Porsche Top 5: le vetture più coinvolgenti e avveniristiche [VIDEO]

Tra potenza e stile

Porsche Top 5 – Due nuove classifiche che uniscono storia, prestazioni e ricercatezza espressiva della casa tedesca
Porsche Top 5: le vetture più coinvolgenti e avveniristiche [VIDEO]

Non si può scindere Porsche dalla sportività, perché una parte importante della sua fama. Il costruttore tedesco però, al tempo stesso, non è solo ricerca prestazionale, ma anche concettuale. Qualità tecniche e finezze stilistiche sono protagoniste nelle due nuove classifiche della serie Porsche Top 5 dedicata alle creazioni della casa negli anni.

L’energia del marchio di Stoccarda è sintetizzata in pieno dalla prima serie, scandita dal pilota iridato e ingegnere, Marc Lieb. Quattro regine della velocità, quattro impostazioni stilistiche e meccaniche, che si dividono cinque piazzamenti. Una ne occupa due, grazie ai risultati conquistati, tra i quali un record assoluto che potrebbe restare imbattuto.

La mitica Parigi-Dakar conquistata nel 1986 dalla 959 sviluppata per l’occasione, mostra subito la versatilità in qualsiasi tipo di competizione del costruttore teutonico, capace di sfidare e ricoprire i 13.000 chilometri della manifestazione, disputata sino in epoca recente nel continente africano prima di migrare in Sud America, siglando una doppietta che è rimasta negli annali. Il dominio a Le Mans e in particolare il record firmato al Nürburgring dal tedesco Stefan Bellof in 6.11,13 a bordo della 956, una delle vetture Sport più celebri nella storia delle competizioni Endurance, consentono alla vettura di Stoccarda di ricoprire sia la quarta sia la seconda posizione in questa classifica, abbracciando metaforicamente l’altrettanto fascinosa 917/30 Spyder,impegnata in Can-Am nel 1973, grazie anche alle sue performance sui rettifili degli ovali statunitensi, raggiungendo velocità punte pari a 380 km/h all’epoca.

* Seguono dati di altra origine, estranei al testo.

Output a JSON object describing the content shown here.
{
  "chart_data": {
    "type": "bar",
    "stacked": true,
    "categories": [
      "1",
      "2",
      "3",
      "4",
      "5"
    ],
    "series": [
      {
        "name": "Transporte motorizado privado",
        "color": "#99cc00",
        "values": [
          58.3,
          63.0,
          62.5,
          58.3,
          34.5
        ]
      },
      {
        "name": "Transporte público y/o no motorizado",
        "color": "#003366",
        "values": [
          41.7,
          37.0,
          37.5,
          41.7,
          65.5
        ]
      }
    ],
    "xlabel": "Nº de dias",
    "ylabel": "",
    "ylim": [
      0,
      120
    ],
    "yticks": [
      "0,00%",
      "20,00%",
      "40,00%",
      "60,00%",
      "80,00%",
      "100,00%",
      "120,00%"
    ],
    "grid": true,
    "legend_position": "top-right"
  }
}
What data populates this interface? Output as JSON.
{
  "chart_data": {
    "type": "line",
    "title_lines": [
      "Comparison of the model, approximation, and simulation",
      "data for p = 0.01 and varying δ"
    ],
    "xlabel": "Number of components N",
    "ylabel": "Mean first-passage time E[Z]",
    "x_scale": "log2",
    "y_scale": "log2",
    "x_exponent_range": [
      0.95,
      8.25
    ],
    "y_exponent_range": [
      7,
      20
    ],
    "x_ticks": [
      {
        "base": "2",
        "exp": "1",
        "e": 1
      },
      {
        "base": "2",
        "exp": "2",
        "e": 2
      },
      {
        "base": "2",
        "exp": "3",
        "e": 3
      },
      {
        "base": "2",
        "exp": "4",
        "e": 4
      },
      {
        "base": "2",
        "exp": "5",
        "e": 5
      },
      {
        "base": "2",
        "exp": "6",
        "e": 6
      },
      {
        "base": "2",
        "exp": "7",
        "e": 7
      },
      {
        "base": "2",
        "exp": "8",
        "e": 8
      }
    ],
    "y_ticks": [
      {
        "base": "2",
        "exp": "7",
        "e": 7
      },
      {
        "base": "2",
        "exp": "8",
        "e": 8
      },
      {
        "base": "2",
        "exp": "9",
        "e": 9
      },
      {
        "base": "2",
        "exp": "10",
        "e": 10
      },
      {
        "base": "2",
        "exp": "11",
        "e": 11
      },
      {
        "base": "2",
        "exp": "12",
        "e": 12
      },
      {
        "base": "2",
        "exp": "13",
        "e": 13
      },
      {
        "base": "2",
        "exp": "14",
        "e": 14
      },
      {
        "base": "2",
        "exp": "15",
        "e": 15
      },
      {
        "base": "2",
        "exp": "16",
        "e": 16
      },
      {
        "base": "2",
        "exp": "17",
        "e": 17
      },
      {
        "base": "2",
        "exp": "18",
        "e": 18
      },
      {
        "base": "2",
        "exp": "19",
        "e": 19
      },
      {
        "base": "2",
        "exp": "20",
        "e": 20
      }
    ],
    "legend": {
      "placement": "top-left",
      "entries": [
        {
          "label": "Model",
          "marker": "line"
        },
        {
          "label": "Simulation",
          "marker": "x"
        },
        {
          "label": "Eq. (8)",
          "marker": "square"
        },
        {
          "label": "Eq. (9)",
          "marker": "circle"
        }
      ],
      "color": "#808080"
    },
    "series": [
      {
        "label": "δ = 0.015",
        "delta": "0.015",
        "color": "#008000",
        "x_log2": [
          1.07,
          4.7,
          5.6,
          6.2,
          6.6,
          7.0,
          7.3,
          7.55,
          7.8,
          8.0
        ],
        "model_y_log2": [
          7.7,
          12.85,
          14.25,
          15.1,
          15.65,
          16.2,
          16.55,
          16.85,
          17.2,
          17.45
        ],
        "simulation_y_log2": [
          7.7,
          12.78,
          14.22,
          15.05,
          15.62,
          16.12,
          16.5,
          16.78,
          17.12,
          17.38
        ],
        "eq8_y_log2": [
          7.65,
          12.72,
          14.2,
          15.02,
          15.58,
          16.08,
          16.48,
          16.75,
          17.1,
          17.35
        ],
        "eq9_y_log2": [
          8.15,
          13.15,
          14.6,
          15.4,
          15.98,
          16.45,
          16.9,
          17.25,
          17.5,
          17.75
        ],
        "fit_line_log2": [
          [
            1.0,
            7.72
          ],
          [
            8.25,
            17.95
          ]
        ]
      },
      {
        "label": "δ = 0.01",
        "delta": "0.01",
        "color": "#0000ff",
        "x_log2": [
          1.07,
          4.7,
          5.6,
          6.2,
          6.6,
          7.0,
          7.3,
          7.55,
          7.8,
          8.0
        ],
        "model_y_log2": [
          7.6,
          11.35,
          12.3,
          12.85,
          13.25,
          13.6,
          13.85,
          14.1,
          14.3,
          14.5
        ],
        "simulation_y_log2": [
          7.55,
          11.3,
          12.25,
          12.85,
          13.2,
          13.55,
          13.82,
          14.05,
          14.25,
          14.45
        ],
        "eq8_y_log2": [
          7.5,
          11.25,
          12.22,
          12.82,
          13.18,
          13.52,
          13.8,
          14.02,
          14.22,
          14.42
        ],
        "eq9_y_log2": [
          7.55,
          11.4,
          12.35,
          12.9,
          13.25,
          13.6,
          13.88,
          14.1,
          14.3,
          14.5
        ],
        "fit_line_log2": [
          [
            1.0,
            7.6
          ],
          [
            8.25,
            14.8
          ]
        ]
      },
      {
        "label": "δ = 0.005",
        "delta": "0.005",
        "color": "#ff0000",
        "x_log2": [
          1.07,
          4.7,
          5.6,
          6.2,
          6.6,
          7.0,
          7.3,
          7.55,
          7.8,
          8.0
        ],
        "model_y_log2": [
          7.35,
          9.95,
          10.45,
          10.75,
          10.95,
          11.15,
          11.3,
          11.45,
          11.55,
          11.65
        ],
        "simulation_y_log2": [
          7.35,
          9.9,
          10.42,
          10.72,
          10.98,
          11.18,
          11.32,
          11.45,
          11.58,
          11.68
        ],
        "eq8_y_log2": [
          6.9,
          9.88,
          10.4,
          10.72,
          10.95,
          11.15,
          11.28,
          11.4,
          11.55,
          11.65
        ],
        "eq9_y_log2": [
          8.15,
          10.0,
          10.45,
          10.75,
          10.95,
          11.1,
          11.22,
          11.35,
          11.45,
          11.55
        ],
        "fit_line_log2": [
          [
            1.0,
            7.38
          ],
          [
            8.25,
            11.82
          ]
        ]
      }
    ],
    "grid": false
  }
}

Al vertice, l’attuale rappresentante delle vertice tecnologico e stilistico della produzione: la 918 Spyder. Vettura protagonista quanto la 956 sul leggendario asfalto della Nordschleife, firmando il 4 settembre del 2013 un tempo di riferimento per una vettura stradale, ovvero sei minuti e 57 secondi. Inserendosi nella cerchia delle vetture più veloci sulla pista.

Assieme alla classifica delle vetture più elettrizzanti della casa, che creano anche un coinvolgimento sonoro, la casa ha diffuso anche una nuova classifica incentrata sulle concept car proposte negli anni.
Graduatoria illustrata dai Responsabili per il marchio del design esterno e di quello interno, Peter Varga e Ivo van Hulten. Si parte con la Typ 754 «T7» del 1959, spinta da un motore quattro cilindri di 2.0 litri da 130 cavalli. Auto sviluppata dallo stesso Ferdinand Porsche e caratterizzata da un’eleganza marcata e funzionale. Dotata di soluzioni e dettagli stilistici distintivi.

Subito sopra c’è la 989 Concept. Vettura a quattro porte firmata dal Dr. Ulrich Bez, che si potrebbe definire un’antesignana dell’attuale Panamera. Al terzo posto la Cayenne Cabriolet Concept. Versione scoperta del SUV tedesco risalente al 2002, caratterizzata da un design nel complesso profilato e rotondo. Sul secondo gradino del podio, quindi, la Concept che ha anticipato la 918 Spyder. Un concetto, poi tradotto nell’attuale ibrida ad elevatissime prestazioni, caratterizzata da un V8 da 3.4 litri di 500 cavalli, legato a due motori elettrici che ne sommano altri 218. Al vertice, infine, la Mission E. Study concept per quattro persone e con quattro porte, che prefigura come potrebbero essere le future sportive della casa a zero emissioni. Una vettura introdotta dalla casa al Salone di Francoforte del 2015. Pensata con un sistema motrice elettrico da 600 cavalli, alimentato da un pacco batterie ricaricabile per l’80% in un quarto d’ora, da quanto segnalato.